Previously, the results of the Phase I clinical study of IBI351 monotherapy in patients with advanced solid tumors were presented as an oral report at the 2023 American Association for Cancer Research Annual Meeting (AACR 2023). The data showed that, as of February 10, 2023, among 67 efficacy-evaluable patients with non-small cell lung cancer, the objective response rate (ORR) was 61.2%, and the disease control rate (DCR) was 92.5%.
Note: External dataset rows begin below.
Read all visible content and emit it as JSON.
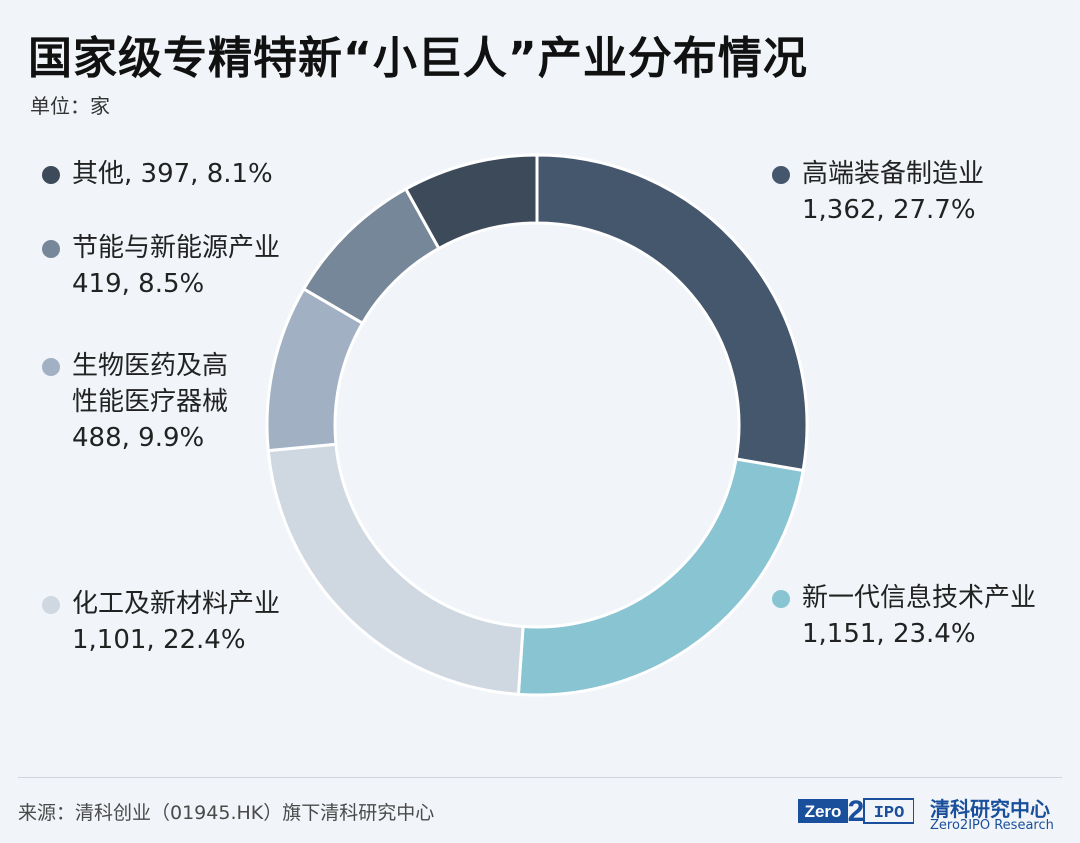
{
  "header": {
    "title": "国家级专精特新“小巨人”产业分布情况",
    "unit": "单位：家"
  },
  "chart_data": {
    "type": "pie",
    "donut": true,
    "total_slices": 6,
    "slices": [
      {
        "label": "高端装备制造业",
        "value": 1362,
        "value_text": "1,362, 27.7%",
        "percent": 27.7,
        "color": "#44576d"
      },
      {
        "label": "新一代信息技术产业",
        "value": 1151,
        "value_text": "1,151, 23.4%",
        "percent": 23.4,
        "color": "#89c4d2"
      },
      {
        "label": "化工及新材料产业",
        "value": 1101,
        "value_text": "1,101, 22.4%",
        "percent": 22.4,
        "color": "#cfd7e1"
      },
      {
        "label": "生物医药及高性能医疗器械",
        "label_lines": [
          "生物医药及高",
          "性能医疗器械"
        ],
        "value": 488,
        "value_text": "488, 9.9%",
        "percent": 9.9,
        "color": "#a1b1c3"
      },
      {
        "label": "节能与新能源产业",
        "value": 419,
        "value_text": "419, 8.5%",
        "percent": 8.5,
        "color": "#76879a"
      },
      {
        "label": "其他",
        "value": 397,
        "value_text": "397, 8.1%",
        "percent": 8.1,
        "color": "#3c4a5a"
      }
    ],
    "legend": {
      "placement": "around-chart"
    }
  },
  "footer": {
    "source": "来源：清科创业（01945.HK）旗下清科研究中心",
    "brand_cn": "清科研究中心",
    "brand_en": "Zero2IPO Research",
    "logo_text_left": "Zero",
    "logo_text_mid": "2",
    "logo_text_right": "IPO"
  }
}
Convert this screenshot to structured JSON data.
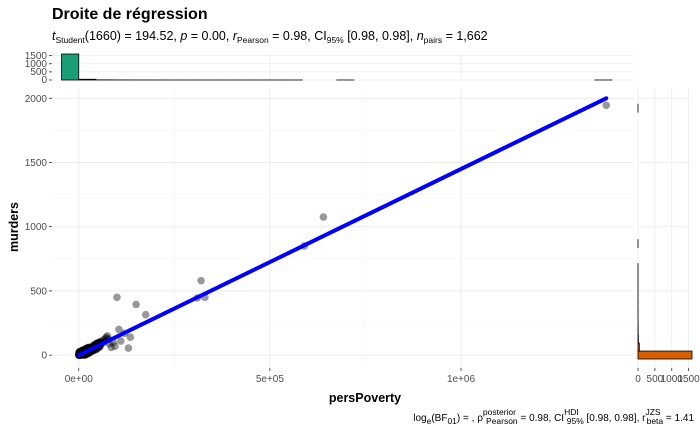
{
  "chart_data": {
    "type": "scatter",
    "title": "Droite de régression",
    "subtitle": {
      "t_label": "t",
      "t_sub": "Student",
      "t_value": "(1660) = 194.52, ",
      "p_label": "p",
      "p_value": " = 0.00, ",
      "r_label": "r",
      "r_sub": "Pearson",
      "r_value": " = 0.98, CI",
      "ci_sub": "95%",
      "ci_value": " [0.98, 0.98], ",
      "n_label": "n",
      "n_sub": "pairs",
      "n_value": " = 1,662"
    },
    "caption": {
      "bf_label": "log",
      "bf_sub": "e",
      "bf_text": "(BF",
      "bf_sub2": "01",
      "bf_value": ") = , ",
      "rho_label": "ρ",
      "rho_sup": "posterior",
      "rho_sub": "Pearson",
      "rho_value": " = 0.98, CI",
      "ci_sup": "HDI",
      "ci_sub": "95%",
      "ci_value": " [0.98, 0.98], r",
      "r_sup": "JZS",
      "r_sub": "beta",
      "r_value": " = 1.41"
    },
    "xlabel": "persPoverty",
    "ylabel": "murders",
    "xlim": [
      -70000,
      1450000
    ],
    "ylim": [
      -100,
      2080
    ],
    "x_ticks": [
      0,
      500000,
      1000000
    ],
    "x_tick_labels": [
      "0e+00",
      "5e+05",
      "1e+06"
    ],
    "y_ticks": [
      0,
      500,
      1000,
      1500,
      2000
    ],
    "y_tick_labels": [
      "0",
      "500",
      "1000",
      "1500",
      "2000"
    ],
    "regression_line": {
      "x": [
        0,
        1380000
      ],
      "y": [
        0,
        2000
      ],
      "color": "#0000ff"
    },
    "point_color": "#000000",
    "points": [
      {
        "x": 1000,
        "y": 2
      },
      {
        "x": 2000,
        "y": 5
      },
      {
        "x": 3000,
        "y": 3
      },
      {
        "x": 4000,
        "y": 8
      },
      {
        "x": 5000,
        "y": 10
      },
      {
        "x": 6000,
        "y": 4
      },
      {
        "x": 8000,
        "y": 15
      },
      {
        "x": 10000,
        "y": 12
      },
      {
        "x": 12000,
        "y": 20
      },
      {
        "x": 15000,
        "y": 18
      },
      {
        "x": 18000,
        "y": 25
      },
      {
        "x": 20000,
        "y": 30
      },
      {
        "x": 22000,
        "y": 22
      },
      {
        "x": 25000,
        "y": 40
      },
      {
        "x": 28000,
        "y": 35
      },
      {
        "x": 30000,
        "y": 50
      },
      {
        "x": 32000,
        "y": 45
      },
      {
        "x": 35000,
        "y": 60
      },
      {
        "x": 38000,
        "y": 55
      },
      {
        "x": 40000,
        "y": 70
      },
      {
        "x": 42000,
        "y": 80
      },
      {
        "x": 45000,
        "y": 65
      },
      {
        "x": 48000,
        "y": 90
      },
      {
        "x": 50000,
        "y": 75
      },
      {
        "x": 55000,
        "y": 100
      },
      {
        "x": 58000,
        "y": 85
      },
      {
        "x": 60000,
        "y": 110
      },
      {
        "x": 62000,
        "y": 95
      },
      {
        "x": 65000,
        "y": 120
      },
      {
        "x": 68000,
        "y": 105
      },
      {
        "x": 70000,
        "y": 130
      },
      {
        "x": 72000,
        "y": 140
      },
      {
        "x": 75000,
        "y": 150
      },
      {
        "x": 78000,
        "y": 125
      },
      {
        "x": 80000,
        "y": 90
      },
      {
        "x": 85000,
        "y": 60
      },
      {
        "x": 90000,
        "y": 100
      },
      {
        "x": 95000,
        "y": 70
      },
      {
        "x": 100000,
        "y": 450
      },
      {
        "x": 105000,
        "y": 200
      },
      {
        "x": 110000,
        "y": 110
      },
      {
        "x": 120000,
        "y": 170
      },
      {
        "x": 130000,
        "y": 55
      },
      {
        "x": 135000,
        "y": 140
      },
      {
        "x": 150000,
        "y": 395
      },
      {
        "x": 175000,
        "y": 315
      },
      {
        "x": 310000,
        "y": 445
      },
      {
        "x": 320000,
        "y": 580
      },
      {
        "x": 330000,
        "y": 450
      },
      {
        "x": 590000,
        "y": 850
      },
      {
        "x": 640000,
        "y": 1075
      },
      {
        "x": 1380000,
        "y": 1945
      }
    ],
    "dense_cluster": {
      "count": 220,
      "x_max": 60000,
      "y_max": 90
    },
    "top_histogram": {
      "color": "#1b9e77",
      "counts": [
        1600,
        45,
        10,
        5,
        3,
        2,
        1,
        1,
        1,
        1,
        1,
        1,
        1,
        1,
        0,
        0,
        1,
        0,
        0,
        0,
        0,
        0,
        0,
        0,
        0,
        0,
        0,
        0,
        0,
        0,
        0,
        1
      ],
      "bin_start": -45000,
      "bin_width": 45000,
      "y_ticks": [
        0,
        500,
        1000,
        1500
      ],
      "y_tick_labels": [
        "0",
        "500",
        "1000",
        "1500"
      ],
      "ymax": 1600
    },
    "right_histogram": {
      "color": "#d95f02",
      "counts": [
        1600,
        40,
        12,
        5,
        3,
        2,
        1,
        1,
        1,
        1,
        1,
        1,
        0,
        0,
        1,
        0,
        0,
        0,
        0,
        0,
        0,
        0,
        0,
        0,
        0,
        0,
        0,
        0,
        0,
        0,
        0,
        1
      ],
      "bin_start": -30,
      "bin_width": 62,
      "x_ticks": [
        0,
        500,
        1000,
        1500
      ],
      "x_tick_labels": [
        "0",
        "500",
        "1000",
        "1500"
      ],
      "xmax": 1600
    }
  }
}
Among them, the 600 mg BID dose group (recommended phase 2 dose, RP2D) demonstrated superior efficacy. Among 30 evaluable subjects, the objective response rate (ORR) was 66.7% (20/30), with a confirmed objective response rate (cORR) of 53.3% (16/30). The disease control rate (DCR) was 96.7%. The median duration of response (mDOR) was not reached, and the 6-month DOR rate was 75.4% (95% CI, 39.8–91.7). The median progression-free survival (mPFS) was 8.2 months, with a PFS event rate of 46.7% (14/30). The 6- and 9-month progression-free survival rates were 58.9% (95% CI, 39.0–74.3) and 47.3% (95% CI, 26.1–65.8), respectively. The median follow-up time was 8.1 months, and the data are not yet mature.
In terms of safety, as of November 30, 2022, the overall tolerability was favorable. No dose-limiting toxicity (DLT) events were observed across all dose groups, and the maximum tolerated dose (MTD) was not reached. Treatment-related adverse events (TRAEs) occurred in 94.0% (63/67) of subjects, most of which were Grade 1–2. The most common TRAEs included anemia, pruritus, elevated transaminases, fatigue, proteinuria, and hyperbilirubinemia. Grade ≥3 TRAEs occurred in 31.3% of subjects, with no TRAEs leading to treatment discontinuation or death.